Riverman came plodding up from the water, shaking himself and stepping delicately across the cracks in the mud; he crouched, jumped, and landed with a grunt on the bow of the boat, caught the bit of honeycomb she’d fetched for him and licked eagerly at it.

Behind her the Wild Magic gathered, the bubble people shifting, melding, breaking apart, their voices like the hiss of water over rocks.

“Trouble?” Riverman licked his fingers off and dug into shaggy fur which had gone brown like the water.

“It’s Reyna. It’s a week since he’s been home. The way things are…” She rubbed at her nose with the back of her hand, fought the tears that prickled at her eyes. “Tai’s worried, too, she asked around, much as she could. And Panote’s done what he could. I made my mirror, but there was the lock, that jeggin lock. And the Sibyl wouldn’t try… she said she couldn’t… is he in the River?”
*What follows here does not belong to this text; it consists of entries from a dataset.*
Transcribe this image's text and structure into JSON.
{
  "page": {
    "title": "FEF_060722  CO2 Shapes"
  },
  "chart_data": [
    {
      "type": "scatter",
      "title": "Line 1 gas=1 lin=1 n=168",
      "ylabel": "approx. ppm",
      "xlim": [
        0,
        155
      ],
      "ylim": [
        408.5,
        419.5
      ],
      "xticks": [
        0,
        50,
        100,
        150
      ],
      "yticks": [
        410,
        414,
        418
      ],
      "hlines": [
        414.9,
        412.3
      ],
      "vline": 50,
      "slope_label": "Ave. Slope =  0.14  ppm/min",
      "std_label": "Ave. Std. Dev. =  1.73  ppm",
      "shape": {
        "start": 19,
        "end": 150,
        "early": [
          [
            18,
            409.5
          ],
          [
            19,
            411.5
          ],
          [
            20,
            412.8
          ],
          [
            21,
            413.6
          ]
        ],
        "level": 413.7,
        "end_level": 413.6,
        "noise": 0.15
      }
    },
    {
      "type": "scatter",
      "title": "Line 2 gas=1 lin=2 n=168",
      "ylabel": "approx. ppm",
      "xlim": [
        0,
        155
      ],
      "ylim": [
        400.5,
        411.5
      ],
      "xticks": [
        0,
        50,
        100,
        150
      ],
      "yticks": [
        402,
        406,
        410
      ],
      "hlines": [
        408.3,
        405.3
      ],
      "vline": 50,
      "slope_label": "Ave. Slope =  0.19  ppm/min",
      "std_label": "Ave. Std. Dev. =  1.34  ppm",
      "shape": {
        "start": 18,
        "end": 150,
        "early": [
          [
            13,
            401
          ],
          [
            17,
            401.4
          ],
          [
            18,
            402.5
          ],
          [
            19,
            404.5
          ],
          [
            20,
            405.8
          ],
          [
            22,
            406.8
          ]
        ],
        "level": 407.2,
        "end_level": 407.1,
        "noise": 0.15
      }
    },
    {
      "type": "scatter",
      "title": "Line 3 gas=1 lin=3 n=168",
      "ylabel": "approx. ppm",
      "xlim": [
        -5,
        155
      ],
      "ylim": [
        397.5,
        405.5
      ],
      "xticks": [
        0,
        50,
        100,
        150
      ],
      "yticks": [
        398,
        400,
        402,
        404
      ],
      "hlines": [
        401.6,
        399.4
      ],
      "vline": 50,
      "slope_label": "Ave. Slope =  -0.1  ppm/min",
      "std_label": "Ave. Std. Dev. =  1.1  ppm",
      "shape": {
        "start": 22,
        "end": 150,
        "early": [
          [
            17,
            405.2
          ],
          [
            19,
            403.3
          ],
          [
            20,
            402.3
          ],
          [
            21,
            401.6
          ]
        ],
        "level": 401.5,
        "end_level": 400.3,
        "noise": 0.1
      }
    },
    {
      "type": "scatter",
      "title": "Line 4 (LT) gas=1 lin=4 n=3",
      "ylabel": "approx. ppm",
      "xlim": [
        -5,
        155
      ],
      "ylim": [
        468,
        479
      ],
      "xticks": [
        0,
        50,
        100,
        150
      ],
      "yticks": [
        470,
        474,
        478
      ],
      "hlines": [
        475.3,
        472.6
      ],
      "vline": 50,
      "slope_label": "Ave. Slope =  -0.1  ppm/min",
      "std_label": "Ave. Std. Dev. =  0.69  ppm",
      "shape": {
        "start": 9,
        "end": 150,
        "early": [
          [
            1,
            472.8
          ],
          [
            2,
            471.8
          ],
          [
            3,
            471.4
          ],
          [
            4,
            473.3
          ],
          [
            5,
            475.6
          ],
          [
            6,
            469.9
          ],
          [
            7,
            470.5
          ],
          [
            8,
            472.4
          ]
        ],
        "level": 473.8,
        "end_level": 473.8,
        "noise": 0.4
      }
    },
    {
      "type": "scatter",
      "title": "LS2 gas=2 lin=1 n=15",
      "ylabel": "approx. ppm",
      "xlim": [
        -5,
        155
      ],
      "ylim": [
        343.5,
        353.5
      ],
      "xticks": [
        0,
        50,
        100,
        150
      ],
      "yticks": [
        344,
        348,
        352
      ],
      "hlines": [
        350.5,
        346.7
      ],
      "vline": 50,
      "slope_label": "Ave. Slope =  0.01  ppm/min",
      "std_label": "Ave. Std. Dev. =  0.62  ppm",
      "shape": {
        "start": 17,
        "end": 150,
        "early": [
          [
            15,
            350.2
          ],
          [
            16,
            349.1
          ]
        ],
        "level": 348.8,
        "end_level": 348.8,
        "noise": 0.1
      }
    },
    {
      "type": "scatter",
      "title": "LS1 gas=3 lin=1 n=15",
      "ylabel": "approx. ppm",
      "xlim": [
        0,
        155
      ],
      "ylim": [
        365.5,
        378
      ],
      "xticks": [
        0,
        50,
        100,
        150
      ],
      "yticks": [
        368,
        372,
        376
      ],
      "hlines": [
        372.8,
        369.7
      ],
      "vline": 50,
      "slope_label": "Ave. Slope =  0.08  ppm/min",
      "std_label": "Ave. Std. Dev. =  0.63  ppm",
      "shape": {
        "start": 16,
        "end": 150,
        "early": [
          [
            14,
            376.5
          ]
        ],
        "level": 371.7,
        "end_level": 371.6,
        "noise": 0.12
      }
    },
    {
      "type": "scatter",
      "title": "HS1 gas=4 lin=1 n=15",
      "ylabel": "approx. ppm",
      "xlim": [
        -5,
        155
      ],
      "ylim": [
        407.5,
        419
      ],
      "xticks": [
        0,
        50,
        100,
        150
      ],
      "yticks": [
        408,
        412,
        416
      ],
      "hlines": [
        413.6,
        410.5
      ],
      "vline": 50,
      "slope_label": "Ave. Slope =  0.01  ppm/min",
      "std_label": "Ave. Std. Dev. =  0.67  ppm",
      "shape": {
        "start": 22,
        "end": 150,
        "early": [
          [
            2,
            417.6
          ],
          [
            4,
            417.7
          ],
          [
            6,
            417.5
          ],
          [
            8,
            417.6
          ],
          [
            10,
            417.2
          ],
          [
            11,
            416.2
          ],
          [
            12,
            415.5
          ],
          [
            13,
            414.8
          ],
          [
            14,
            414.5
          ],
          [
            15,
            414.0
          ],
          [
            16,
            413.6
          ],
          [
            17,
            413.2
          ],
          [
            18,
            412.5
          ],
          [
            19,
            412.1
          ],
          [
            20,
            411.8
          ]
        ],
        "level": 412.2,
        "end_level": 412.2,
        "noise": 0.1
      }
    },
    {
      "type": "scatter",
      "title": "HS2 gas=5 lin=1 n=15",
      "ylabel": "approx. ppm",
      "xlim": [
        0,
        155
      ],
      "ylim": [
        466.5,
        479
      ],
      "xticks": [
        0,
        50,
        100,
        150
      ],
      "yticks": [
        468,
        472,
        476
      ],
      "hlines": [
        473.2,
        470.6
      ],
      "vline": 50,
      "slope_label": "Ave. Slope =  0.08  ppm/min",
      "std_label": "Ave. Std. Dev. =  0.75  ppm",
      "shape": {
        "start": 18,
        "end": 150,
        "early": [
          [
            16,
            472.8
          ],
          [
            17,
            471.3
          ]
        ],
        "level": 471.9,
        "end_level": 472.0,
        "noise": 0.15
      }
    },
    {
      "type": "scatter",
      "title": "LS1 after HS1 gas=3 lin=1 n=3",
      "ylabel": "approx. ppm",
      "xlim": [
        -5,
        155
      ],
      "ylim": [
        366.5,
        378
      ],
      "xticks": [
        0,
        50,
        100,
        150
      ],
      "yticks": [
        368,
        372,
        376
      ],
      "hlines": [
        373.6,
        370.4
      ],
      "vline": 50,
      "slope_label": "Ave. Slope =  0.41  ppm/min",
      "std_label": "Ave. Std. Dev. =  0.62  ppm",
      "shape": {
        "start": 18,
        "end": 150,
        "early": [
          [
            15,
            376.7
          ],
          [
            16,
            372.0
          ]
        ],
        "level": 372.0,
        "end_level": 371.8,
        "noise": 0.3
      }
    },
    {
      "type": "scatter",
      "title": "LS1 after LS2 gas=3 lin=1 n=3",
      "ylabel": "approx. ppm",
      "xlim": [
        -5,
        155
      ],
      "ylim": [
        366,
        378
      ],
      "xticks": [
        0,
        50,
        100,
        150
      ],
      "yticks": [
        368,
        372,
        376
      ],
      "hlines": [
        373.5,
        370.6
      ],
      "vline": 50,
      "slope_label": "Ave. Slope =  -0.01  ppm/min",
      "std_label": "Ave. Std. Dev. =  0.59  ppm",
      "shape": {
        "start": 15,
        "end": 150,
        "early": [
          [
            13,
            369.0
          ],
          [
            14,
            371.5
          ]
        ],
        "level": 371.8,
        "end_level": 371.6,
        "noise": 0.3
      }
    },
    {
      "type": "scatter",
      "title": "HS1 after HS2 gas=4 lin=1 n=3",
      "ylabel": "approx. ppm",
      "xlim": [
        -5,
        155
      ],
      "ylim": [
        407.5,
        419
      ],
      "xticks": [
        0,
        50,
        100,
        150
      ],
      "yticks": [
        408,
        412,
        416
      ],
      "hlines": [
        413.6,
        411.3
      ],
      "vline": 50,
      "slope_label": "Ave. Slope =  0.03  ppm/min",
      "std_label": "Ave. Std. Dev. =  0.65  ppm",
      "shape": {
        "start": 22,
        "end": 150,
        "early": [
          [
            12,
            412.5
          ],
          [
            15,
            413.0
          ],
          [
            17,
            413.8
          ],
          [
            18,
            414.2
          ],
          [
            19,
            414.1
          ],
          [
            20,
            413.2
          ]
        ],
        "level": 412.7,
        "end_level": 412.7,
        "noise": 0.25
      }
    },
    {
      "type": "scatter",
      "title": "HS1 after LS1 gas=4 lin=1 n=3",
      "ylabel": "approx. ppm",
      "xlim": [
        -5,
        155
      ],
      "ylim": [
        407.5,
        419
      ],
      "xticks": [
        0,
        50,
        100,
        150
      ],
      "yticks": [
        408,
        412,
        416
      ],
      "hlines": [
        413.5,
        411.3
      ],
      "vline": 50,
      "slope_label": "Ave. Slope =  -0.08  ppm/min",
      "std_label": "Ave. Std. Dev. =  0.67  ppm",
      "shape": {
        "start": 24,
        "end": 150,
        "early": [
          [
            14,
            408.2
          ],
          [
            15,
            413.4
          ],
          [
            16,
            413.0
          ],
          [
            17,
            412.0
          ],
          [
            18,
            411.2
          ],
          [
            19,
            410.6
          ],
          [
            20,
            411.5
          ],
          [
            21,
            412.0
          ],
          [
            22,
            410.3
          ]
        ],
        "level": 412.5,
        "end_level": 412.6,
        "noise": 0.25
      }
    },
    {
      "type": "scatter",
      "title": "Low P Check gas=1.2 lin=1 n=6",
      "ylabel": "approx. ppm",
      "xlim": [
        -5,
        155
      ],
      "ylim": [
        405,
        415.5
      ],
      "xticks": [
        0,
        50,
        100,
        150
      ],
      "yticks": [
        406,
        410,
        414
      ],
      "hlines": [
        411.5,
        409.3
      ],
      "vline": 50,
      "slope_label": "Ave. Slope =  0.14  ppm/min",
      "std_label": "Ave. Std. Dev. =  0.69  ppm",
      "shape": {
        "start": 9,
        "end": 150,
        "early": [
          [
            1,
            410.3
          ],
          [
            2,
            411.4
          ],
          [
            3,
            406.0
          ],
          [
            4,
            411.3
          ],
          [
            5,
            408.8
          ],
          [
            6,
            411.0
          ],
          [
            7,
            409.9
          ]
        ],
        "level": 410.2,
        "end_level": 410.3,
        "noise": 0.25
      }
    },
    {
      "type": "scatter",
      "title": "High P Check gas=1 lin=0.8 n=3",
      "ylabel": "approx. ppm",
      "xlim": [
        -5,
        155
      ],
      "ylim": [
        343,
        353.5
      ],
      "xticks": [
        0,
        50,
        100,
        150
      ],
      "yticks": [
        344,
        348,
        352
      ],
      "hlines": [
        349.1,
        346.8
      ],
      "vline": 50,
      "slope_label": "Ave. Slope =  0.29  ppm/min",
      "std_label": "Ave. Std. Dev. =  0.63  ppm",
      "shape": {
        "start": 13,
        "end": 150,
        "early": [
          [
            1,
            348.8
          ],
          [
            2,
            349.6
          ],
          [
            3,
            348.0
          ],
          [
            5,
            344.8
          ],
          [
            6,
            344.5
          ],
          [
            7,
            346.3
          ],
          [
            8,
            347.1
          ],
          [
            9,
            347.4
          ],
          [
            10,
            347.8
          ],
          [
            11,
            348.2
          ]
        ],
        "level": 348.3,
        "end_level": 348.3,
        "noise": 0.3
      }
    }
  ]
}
“No.” Beady black eyes fixed on her. “For sure, no.”

“The Shindate… did… did the Shindate get him?”

“I don’t know. River’s my place, you have to ask the Wildings that.”

“But will they tell me?”

“Vema, Fa. If they can. They so little, maybe the gods don’t think to lock them.”

“Ahhh.” She dropped her head on her arms; crouched there, eyes closed, until the shaking was gone. There was a rush of pops and hissing behind her, a rain of dirt grains against her as the Wild Magic oscillated restlessly. She straightened, looked around.

Riverman had left the boat. He was standing in the middle of the bubble people while they clustered and flowed apart, shifting like soapfoam around him. A moment more, then he whistled a short phrase and stood with his hands on his furry loins as the Wild Magic vanished into the earth. He came bounding down the fill and leapt back on the bow. “No naysaying to stop them, Fa. They’ll find him, if he’s anywhere about. He could have been taken away, you know, sent to the mines.”

She brushed her hands across her eyes. “The mines. I hadn’t thought… could the Wildings go that far?”

“Perhaps. It would take longer and most likely would not be useful. What could you do, girl? Gird on your armor and go rescue him?”

“I don’t know. Something.”

He broke a sliver from the boat, shredded it into dust, brushed his tiny hands off, fixed his eyes on her. “You wouldn’t be let leave the city.”

“Why?”

“There are things I can say and things I cannot.”

“You, too? That’s what the Sibyl keeps saying.”

“The constraints are the same.” He got to his feet. “Watch out for the gods, Honeychild. It was Abeyhamal brought you here and Chumavayal waits to pound you. Come back at sundown. I’ll tell you what we’ve found.” He sprang down, darted along the mud and vanished into the murky water.

She stared after him for several minutes, then shook her head and crept from under the wharf, trusting her no-see-me to keep away the eyes of the few laborers hanging listlessly about, waiting for work that wouldn’t come.